My daughter’s best friend lives just down the street. Her mother runs a cupcake shop that’s just a little further down the street. Being eleven going on sixteen, my daughter fancies herself a “quote” — worker at the shop. She’s not paid in actual money, given child labor laws and all, but sometimes she brings home some cupcakes. The family enjoys them, fighting over certain ones but eating them all in the end. When it’s scary story night at the dinner table, I’m always ready with a fan-cheeky paluki tale if not a binblebot story. Our daughter tells the scariest stories though. The stories of what happens to ingredients that come in the back door of the cupcake shop.
As she relates it, all manner of horrifying things happen to the unsuspecting goods. Eggs get broken, their shells carelessly discarded. Butter gets melted, sugar gets pulverized to dust and flour gets churned while wet stuff gets incorporated into it. My youngest son can almost not bear these stories. His eyes drop to table level when the story starts.
After dinner and our night-time routine, when the lights are dimmed and the doors locked, I sometimes go into my own laboratory. What happens here though is simply too scary to tell to the children. Our bed is not large enough for three extra children, all of whom would likely come during the middle of the night from nightmares if they new this story. In my lab, I do things to data that must not be spoken of.
My intentions are good. I’m not trying to create the bizarre creatures that sometimes form from seemingly nowhere. I’m trying to manufacture nice things. Sweet things that people can enjoy. But sometimes the ingredients get mixed in just the wrong way. It’s why the lab is double-bolted and hidden in a secret location. Protected with lasers and in-the-wall machine guns. Alright, no lasers or guns, but it is, shall we say, secure.
The latest malformed creature to escape is the product of my Bayesian Prolog machine. I either put in the wrong ingredients (not likely) or my logic machine is missing a critical sprocket or gear. I’m not sure yet. The plan after the initial, requisite clean-up effort is complete, is to create a smaller version of this machine where I know what the answer should be. If I get a working model at the simple level, I can expand it. Here is the prolog code that I have so far. The mysterious ! symbol in the rules section is a cut, and behaves like the ifelse in an imperative language. Careful, like I said it’s either missing something or something is in the wrong place.
conprob(spx(bear) ^ spx(up_two), 0.0125129).
conprob(spx(bull) ^ spx(up_two), 0.009158927).
isprob(A^B, P) :-
conprob(A^B, P), !.
isprob(A^B, P) :-
P is PBA * PA / PB.
I used my new R data mining script to get the percentage values you see in the first part fact section. I also used R to get the conditional fact values. The function downloads all the SPX data (passed in as parameter sym=”^GSPC” in the function) from Yahoo with the following line:
x <- getSymbols(sym, from="1900-01-01", auto.assign=FALSE)

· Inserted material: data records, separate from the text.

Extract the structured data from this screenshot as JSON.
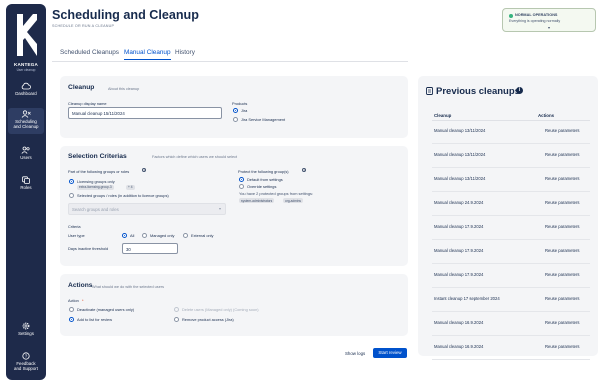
{
  "app": {
    "brand": "KANTEGA",
    "brand_sub": "User cleanup"
  },
  "nav": {
    "items": [
      {
        "label": "Dashboard",
        "icon": "cloud-icon"
      },
      {
        "label": "Scheduling and Cleanup",
        "icon": "user-clean-icon",
        "active": true
      },
      {
        "label": "Users",
        "icon": "users-icon"
      },
      {
        "label": "Roles",
        "icon": "roles-icon"
      },
      {
        "label": "Settings",
        "icon": "gear-icon"
      },
      {
        "label": "Feedback and Support",
        "icon": "feedback-icon"
      }
    ]
  },
  "page": {
    "title": "Scheduling and Cleanup",
    "subtitle": "SCHEDULE OR RUN A CLEANUP"
  },
  "status": {
    "title": "NORMAL OPERATIONS",
    "subtitle": "Everything is operating normally",
    "color": "#36b37e"
  },
  "tabs": [
    "Scheduled Cleanups",
    "Manual Cleanup",
    "History"
  ],
  "cleanup": {
    "heading": "Cleanup",
    "desc": "About this cleanup",
    "name_label": "Cleanup display name",
    "name_value": "Manual cleanup 15/11/2024",
    "products_label": "Products",
    "products": [
      "Jira",
      "Jira Service Management"
    ]
  },
  "criteria": {
    "heading": "Selection Criterias",
    "desc": "Factors which define which users we should select",
    "part_label": "Part of the following groups or roles",
    "opt_licensing": "Licensing groups only",
    "licensing_group": "extra-licensing-group-3",
    "licensing_more": "+ 4",
    "opt_selected": "Selected groups / roles (in addition to licence groups)",
    "search_placeholder": "Search groups and roles",
    "protect_label": "Protect the following group(s)",
    "opt_default": "Default from settings",
    "opt_override": "Override settings",
    "protected_note": "You have 2 protected groups from settings:",
    "protected_groups": [
      "system-administrators",
      "org-admins"
    ],
    "criteria_label": "Criteria",
    "user_type_label": "User type",
    "user_types": [
      "All",
      "Managed only",
      "External only"
    ],
    "days_label": "Days inactive threshold",
    "days_value": "30"
  },
  "actions": {
    "heading": "Actions",
    "desc": "What should we do with the selected users",
    "action_label": "Action",
    "required": "*",
    "opt_deactivate": "Deactivate (managed users only)",
    "opt_delete": "Delete users (Managed only) (Coming soon)",
    "opt_review": "Add to list for review",
    "opt_remove": "Remove product access (Jira)"
  },
  "footer": {
    "show_logs": "Show logs",
    "start_review": "Start review"
  },
  "previous": {
    "heading": "Previous cleanups",
    "col_cleanup": "Cleanup",
    "col_actions": "Actions",
    "rows": [
      {
        "name": "Manual cleanup 13/11/2024",
        "action": "Reuse parameters"
      },
      {
        "name": "Manual cleanup 13/11/2024",
        "action": "Reuse parameters"
      },
      {
        "name": "Manual cleanup 13/11/2024",
        "action": "Reuse parameters"
      },
      {
        "name": "Manual cleanup 24.9.2024",
        "action": "Reuse parameters"
      },
      {
        "name": "Manual cleanup 17.9.2024",
        "action": "Reuse parameters"
      },
      {
        "name": "Manual cleanup 17.9.2024",
        "action": "Reuse parameters"
      },
      {
        "name": "Manual cleanup 17.9.2024",
        "action": "Reuse parameters"
      },
      {
        "name": "Instant cleanup 17 september 2024",
        "action": "Reuse parameters"
      },
      {
        "name": "Manual cleanup 16.9.2024",
        "action": "Reuse parameters"
      },
      {
        "name": "Manual cleanup 16.9.2024",
        "action": "Reuse parameters"
      }
    ]
  },
  "colors": {
    "sidebar": "#1e2a4a",
    "primary": "#0052cc"
  }
}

I set auto.assign to FALSE because I need the object to be manipulated in the function. I return an object after doing simple look-forward and look-backward manipulations. I also employ the TTR R package’s SMA() function to keep a running total of the 50-day and 200-day moving averages. I use these average to define bull and bear markets. Let’s define the S variable as containing the complete set of data from the data mining function. To get a slice of it (ie, bear and bull markets) requires a simple indexing operation. Like this:
> bull <- S[S$r.50 > S$r.200]
The r.50 and r.200 vectors are where the 50- and 200-day average values are stored. I’m not sure why I called them r.50 and r.200. Come to think of it, it’s not very intuitive is it? I’ll get to that later. In any case, to get the percentage of time the SPX is a bull market requires a grade-school calculation:
Now you know where I get the probability fact that goes into the beginning of the Prolog script. The contingency fact (I think this is where my problem is) is calculated below. The bull.up object is all instances where the return was greater than 2% and the market was in a bull regime.
bull.up <- S[S$RET > 0.02 & S$r.50 > S$r.200 ]
Then to get the value:
Well, after all of this is compiled in a Prolog session, the following query generates the following result:
?- isprob(spx(up_two) ^ spx(bull), P).
P = 0.000286004363470997
But a direct calculation in R gives the following result (which I trust more):
> ans <- bull[bull$RET > 0.02]
So it’s back to the algorithm drawing board I suppose. Tomorrow night is joke night at the dinner table. I think I’ve got some good material.